I don't understand as i don't seem to match the RHS equation as the same as original LHS equation after substitute back the value of A and B. Is this answer correct?

if it is not then it should be done as comparing the coefficient right?

by letting $$A(s+5)+B(s-3)=3e^{-4s}+1+0s$$

so getting A+B=0 and $$5A-3B=3e^{-4s}+1$$

getting A and B as $$A=\frac{3e^{-4s}+1}{8}$$ and $$B=-\frac{3e^{-4s}+1}{8}$$ and the RHS equation will be same as the LHS equation.

Answer 1

The proposed solution is not correct since $A$ and $B$ will not be constants and the denominator of the second fraction should be $s+5$.

Your solution is correct, indeed we have

$$\frac{3e^{-4s}+1}{(s-3)(s+5)}=\left(3e^{-4s}+1\right)\left(\frac{1}{(s-3)(s+5)}\right)$$ $$=\left(3e^{-4s}+1\right)\left(\frac{1}{8(s-3)}-\frac{1}{8(s+5)}\right)$$

Answer 2

Your second method is correct but the first one is incorrect because you've not considered the $e^{-4s}$ term in it.
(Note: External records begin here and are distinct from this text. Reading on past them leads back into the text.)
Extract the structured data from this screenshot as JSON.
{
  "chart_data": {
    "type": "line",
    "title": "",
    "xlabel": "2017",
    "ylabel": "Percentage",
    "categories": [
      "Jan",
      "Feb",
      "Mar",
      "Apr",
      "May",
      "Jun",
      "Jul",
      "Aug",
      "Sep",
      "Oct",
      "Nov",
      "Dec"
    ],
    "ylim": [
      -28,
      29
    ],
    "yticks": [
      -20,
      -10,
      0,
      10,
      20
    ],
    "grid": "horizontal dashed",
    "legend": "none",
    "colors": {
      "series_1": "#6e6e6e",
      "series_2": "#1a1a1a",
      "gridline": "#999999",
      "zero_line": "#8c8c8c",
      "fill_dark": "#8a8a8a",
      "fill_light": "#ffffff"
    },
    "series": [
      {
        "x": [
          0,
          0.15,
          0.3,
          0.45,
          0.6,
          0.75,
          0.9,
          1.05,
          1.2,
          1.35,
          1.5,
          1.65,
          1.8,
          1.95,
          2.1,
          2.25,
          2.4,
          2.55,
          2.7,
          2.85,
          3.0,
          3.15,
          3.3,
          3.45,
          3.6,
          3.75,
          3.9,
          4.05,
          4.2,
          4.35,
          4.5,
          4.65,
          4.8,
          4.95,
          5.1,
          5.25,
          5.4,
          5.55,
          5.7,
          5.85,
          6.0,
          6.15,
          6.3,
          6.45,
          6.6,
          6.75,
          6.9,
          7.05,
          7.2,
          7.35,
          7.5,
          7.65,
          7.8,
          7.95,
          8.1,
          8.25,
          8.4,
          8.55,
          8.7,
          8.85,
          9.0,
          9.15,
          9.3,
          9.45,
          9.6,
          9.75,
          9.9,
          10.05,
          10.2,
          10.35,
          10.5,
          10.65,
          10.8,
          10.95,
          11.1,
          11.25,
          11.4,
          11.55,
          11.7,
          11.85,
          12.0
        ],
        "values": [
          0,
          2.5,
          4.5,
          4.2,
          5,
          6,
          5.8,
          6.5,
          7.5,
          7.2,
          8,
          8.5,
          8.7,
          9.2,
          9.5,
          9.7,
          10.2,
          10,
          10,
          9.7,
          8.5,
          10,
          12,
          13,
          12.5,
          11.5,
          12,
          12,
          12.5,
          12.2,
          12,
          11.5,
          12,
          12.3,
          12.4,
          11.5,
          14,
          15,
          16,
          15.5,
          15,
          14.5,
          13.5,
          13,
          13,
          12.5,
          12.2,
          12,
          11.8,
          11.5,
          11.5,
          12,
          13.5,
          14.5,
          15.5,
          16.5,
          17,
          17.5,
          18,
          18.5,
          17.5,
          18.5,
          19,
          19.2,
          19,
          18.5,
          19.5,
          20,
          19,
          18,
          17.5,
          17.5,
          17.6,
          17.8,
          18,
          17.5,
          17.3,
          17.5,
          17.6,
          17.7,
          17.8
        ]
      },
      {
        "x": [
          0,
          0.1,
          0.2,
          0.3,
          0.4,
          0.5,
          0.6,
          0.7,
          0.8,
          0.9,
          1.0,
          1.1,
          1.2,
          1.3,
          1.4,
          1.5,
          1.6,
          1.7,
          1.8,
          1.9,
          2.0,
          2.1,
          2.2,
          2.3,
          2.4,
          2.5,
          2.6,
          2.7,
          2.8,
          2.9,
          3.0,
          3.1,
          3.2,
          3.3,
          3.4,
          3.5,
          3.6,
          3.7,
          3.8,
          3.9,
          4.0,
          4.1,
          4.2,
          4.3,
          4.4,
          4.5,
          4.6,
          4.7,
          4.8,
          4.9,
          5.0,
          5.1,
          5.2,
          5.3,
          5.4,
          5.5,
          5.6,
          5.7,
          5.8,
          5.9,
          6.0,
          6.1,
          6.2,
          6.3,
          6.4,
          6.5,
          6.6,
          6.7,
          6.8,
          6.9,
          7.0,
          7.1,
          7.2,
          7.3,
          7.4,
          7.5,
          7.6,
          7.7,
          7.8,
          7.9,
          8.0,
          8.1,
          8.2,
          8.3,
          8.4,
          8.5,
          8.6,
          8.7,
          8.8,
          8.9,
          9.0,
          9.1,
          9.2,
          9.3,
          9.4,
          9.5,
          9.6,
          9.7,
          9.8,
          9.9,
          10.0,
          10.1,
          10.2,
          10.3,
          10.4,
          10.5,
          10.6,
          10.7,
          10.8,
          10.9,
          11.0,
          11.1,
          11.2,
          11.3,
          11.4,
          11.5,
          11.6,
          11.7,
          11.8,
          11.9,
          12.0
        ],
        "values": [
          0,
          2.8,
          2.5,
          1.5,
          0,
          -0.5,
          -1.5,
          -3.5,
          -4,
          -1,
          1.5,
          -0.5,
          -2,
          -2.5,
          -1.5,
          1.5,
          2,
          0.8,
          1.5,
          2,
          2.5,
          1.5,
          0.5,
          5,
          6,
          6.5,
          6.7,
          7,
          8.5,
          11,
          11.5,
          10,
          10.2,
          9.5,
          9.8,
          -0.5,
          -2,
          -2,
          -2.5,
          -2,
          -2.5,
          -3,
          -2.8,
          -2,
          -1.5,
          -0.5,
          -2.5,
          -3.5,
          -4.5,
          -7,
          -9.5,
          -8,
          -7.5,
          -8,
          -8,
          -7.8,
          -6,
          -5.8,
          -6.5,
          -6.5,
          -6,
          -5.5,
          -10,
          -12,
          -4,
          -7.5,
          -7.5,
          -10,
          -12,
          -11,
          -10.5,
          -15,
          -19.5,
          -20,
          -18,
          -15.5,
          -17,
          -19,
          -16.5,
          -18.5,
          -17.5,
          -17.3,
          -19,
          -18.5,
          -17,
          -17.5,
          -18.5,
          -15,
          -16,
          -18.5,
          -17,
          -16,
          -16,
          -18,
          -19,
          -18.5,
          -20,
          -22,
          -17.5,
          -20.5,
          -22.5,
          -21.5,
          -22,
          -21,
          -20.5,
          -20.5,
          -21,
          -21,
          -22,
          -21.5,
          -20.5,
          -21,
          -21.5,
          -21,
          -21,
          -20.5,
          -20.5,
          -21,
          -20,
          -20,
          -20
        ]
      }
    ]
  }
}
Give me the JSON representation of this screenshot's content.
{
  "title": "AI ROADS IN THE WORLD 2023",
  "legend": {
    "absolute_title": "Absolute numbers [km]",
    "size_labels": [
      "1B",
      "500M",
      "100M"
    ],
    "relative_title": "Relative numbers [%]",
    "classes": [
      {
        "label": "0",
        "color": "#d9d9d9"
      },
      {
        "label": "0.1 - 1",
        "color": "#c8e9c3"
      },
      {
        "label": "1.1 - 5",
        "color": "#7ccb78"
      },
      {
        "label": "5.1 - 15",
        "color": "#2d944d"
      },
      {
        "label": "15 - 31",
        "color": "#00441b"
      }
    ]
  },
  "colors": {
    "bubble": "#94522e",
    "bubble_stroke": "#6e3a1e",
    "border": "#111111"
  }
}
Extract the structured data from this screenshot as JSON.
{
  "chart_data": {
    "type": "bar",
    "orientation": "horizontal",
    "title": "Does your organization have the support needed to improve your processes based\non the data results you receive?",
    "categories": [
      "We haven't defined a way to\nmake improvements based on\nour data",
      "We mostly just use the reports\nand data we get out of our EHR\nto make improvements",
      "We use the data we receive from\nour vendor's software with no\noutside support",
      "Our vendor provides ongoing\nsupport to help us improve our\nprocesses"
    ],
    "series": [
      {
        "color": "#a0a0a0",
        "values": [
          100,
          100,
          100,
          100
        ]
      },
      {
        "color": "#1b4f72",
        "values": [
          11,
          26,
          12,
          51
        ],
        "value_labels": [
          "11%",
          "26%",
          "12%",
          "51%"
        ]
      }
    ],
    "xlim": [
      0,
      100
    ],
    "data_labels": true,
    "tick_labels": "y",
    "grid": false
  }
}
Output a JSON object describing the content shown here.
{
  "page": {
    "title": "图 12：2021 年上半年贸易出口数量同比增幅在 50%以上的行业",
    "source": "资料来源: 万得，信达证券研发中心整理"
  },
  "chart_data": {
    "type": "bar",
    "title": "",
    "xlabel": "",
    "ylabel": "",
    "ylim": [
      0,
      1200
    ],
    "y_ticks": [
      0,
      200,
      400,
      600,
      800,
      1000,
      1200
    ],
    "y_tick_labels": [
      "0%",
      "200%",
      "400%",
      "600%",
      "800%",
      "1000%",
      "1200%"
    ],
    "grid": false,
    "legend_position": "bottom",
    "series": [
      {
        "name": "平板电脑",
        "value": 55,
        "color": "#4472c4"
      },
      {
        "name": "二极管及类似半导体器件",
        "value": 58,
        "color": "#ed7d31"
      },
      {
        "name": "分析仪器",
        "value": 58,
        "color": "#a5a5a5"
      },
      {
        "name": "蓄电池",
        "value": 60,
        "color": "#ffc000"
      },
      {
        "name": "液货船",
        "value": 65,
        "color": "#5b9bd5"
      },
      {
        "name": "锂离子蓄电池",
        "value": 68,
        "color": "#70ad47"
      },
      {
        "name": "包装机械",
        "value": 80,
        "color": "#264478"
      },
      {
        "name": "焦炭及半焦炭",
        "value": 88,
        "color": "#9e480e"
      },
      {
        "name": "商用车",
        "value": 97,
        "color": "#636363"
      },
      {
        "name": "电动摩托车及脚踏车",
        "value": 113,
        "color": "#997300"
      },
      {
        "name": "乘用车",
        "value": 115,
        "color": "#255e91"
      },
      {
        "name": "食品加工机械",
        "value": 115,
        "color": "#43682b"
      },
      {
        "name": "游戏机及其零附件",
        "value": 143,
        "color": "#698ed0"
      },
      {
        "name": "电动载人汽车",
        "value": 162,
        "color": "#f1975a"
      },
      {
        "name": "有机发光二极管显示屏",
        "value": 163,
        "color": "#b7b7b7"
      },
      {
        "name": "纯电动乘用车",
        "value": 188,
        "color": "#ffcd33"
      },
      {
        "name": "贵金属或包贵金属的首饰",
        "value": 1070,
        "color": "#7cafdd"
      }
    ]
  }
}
It'd have worked good if it were of the form $\dfrac{as+b}{(s-c)(s-d)}$.

Here you need to let,

$$\dfrac{3e^{-4s}+1}{(s-3)(s+5)}=\dfrac{Ae^{-4s}+k}{s-3}+\frac{Be^{-4s}+h}{s-5}$$.

Now letting $s=3 \Rightarrow Ae^{-12}+k = \dfrac{3e^{-12}+1}{8} \Rightarrow A=\dfrac38,k=\dfrac18$

Similarly $s=-5 \Rightarrow Be^{20}+h = \dfrac{3e^{20}+1}{-8} \Rightarrow B=-\dfrac38,h=-\dfrac18$.

So,

$$\dfrac{3e^{-4s}+1}{(s-3)(s+5)}=\dfrac{3e^{-4s}+1}{8(s-3)}-\frac{3e^{-4s}+1}{8(s-5)}$$.

Now this is as expected.